Now Obama, in a blatant reversal, is preparing to do just that, agreeing to extend the Bush tax cuts for the wealthy, which my colleague Chris Hayes accurately calls the "single defining domestic policy of W."

In 2008, Obama presented himself as a clean break from the Bush and Clinton dynasties and a fresh face for the nation and the world. Yet once in office he packed his White House with holdovers from the Bush and Clinton administrations and continued or even accelerated key Bush-era policies, whether in the realm of counterterrorism, Afghanistan or offshore drilling. The latest "compromise" on the Bush tax cuts, extending the upper-income tax cuts for two years in exchange for the continuation of unemployment benefits, is simply the latest in a series of capitulations from the Obama White House.

Obama and Congressional Democrats bungled the tax debate from the start, even though it was clearly a winning issue for the president and his party. Even though everyone knew the Bush tax cuts were set to expire at the end of this year, Democrats failed to develop an overall strategy for this issue last summer or force a vote in the Congress before the election -- at a time when even Republicans like John Boehner said they’d vote to extend only the middle-class tax cuts if that was their only option. Yet Democrats refused to put the GOP on the spot or talk about the tax cuts during the campaign, blurring what should have been a core distinction between the parties; Democrats for the middle class, Republicans for the rich. As former Ohio Governor Ted Strickland said recently: “If we can't win that argument we might as well just fold up.”

Once Democrats finally decided to vote on only the middle-class tax cuts, last week, Republicans had all the momentum and the issue had become mere political theater. Even as Congress was voting on the Democrats’ plan, Obama signaled to Republicans that a more favorable deal was just around the corner, giving the GOP no incentive to side with Democrats.
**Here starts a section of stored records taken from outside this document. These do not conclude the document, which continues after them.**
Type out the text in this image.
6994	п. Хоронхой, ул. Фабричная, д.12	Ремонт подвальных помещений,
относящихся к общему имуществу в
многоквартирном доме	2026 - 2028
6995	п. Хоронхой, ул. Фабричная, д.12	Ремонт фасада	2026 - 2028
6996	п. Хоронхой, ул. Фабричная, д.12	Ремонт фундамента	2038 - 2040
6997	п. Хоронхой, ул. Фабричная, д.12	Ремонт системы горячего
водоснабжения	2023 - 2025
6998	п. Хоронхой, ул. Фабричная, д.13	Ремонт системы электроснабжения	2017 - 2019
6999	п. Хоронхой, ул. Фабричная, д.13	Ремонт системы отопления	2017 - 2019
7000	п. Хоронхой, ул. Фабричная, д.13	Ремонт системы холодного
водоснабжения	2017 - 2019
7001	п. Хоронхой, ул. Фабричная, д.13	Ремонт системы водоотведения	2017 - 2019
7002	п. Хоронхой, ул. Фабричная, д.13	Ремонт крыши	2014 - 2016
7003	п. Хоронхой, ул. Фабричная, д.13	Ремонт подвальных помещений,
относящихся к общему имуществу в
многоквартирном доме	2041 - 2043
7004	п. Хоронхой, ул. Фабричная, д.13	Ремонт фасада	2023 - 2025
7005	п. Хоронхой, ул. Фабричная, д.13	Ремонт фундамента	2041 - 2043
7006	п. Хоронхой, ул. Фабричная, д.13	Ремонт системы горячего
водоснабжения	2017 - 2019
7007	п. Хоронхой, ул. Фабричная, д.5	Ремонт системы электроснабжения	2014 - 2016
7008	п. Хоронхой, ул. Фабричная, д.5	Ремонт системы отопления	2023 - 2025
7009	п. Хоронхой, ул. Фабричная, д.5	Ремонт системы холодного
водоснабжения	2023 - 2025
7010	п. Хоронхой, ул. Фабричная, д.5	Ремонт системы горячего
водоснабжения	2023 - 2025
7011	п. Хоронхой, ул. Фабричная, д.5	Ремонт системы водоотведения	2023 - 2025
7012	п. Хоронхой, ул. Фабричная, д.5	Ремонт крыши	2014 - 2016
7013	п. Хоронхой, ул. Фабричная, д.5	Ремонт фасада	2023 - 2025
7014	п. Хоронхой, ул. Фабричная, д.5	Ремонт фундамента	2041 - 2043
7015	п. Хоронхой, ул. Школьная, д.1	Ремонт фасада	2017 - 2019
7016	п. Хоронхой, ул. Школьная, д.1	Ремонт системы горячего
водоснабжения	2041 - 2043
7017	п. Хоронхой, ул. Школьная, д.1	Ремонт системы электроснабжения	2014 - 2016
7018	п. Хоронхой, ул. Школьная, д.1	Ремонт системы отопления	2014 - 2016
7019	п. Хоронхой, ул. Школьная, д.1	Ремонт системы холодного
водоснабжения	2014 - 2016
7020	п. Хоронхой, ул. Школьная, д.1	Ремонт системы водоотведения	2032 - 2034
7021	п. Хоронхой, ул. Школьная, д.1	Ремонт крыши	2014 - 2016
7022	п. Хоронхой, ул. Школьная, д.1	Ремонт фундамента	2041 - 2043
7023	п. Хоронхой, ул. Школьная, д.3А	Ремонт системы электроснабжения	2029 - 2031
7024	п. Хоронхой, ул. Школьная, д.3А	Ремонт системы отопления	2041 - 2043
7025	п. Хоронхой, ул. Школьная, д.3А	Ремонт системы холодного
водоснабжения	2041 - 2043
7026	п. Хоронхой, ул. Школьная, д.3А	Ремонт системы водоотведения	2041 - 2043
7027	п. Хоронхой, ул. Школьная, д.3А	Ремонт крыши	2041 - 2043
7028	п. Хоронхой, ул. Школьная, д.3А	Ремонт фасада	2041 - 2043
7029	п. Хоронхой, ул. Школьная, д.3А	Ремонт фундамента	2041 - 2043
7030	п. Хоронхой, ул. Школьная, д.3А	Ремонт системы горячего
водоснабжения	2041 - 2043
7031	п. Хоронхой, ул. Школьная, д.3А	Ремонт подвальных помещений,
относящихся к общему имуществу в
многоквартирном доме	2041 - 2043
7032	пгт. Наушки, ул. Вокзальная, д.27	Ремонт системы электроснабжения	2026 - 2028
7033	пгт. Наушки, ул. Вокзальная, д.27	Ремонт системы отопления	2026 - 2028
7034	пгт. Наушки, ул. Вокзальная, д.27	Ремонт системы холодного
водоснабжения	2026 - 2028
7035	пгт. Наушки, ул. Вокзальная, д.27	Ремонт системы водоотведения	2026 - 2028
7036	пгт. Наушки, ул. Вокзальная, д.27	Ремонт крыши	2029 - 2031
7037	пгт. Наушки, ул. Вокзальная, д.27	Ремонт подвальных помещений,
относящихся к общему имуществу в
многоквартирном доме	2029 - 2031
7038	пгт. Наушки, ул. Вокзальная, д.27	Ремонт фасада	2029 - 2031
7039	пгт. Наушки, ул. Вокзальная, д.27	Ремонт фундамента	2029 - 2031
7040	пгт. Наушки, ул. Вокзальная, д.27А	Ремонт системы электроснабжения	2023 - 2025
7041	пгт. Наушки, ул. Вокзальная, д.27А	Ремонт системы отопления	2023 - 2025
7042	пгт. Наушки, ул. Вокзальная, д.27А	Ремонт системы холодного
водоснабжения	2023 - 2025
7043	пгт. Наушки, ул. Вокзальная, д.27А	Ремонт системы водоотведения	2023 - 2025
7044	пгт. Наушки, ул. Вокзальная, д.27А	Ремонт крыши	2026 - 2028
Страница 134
The Obama administration’s posture on the tax cuts is eerily similar to its stance on the public option during healthcare reform -- the president says he wants the policy, but does absolutely nothing to fight for it, either through his own bully pulpit or on Capitol Hill. Last week, Organizing for America asked Obama supporters to phone bank in support of the DREAM Act, repealing "don’t ask, don’t tell," and a pay freeze for federal workers (yet another concession to the GOP), but did nothing on the tax front.

So now Obama is planning to spend $60 billion a year on tax cuts for millionaires and billionaires rather than, for example, a national infrastructure plan that would rebuild America and put people back to work. It’s hard to see how the president will benefit either politically or substantively from this latest reversal of policy -- caving on the tax cuts will only embolden GOP leaders, who already see Obama as weak and unprincipled, and will further deflate restless Democratic activists and Obama supporters. If this is how Obama plans to govern in the future, we’re in for a rough next two years.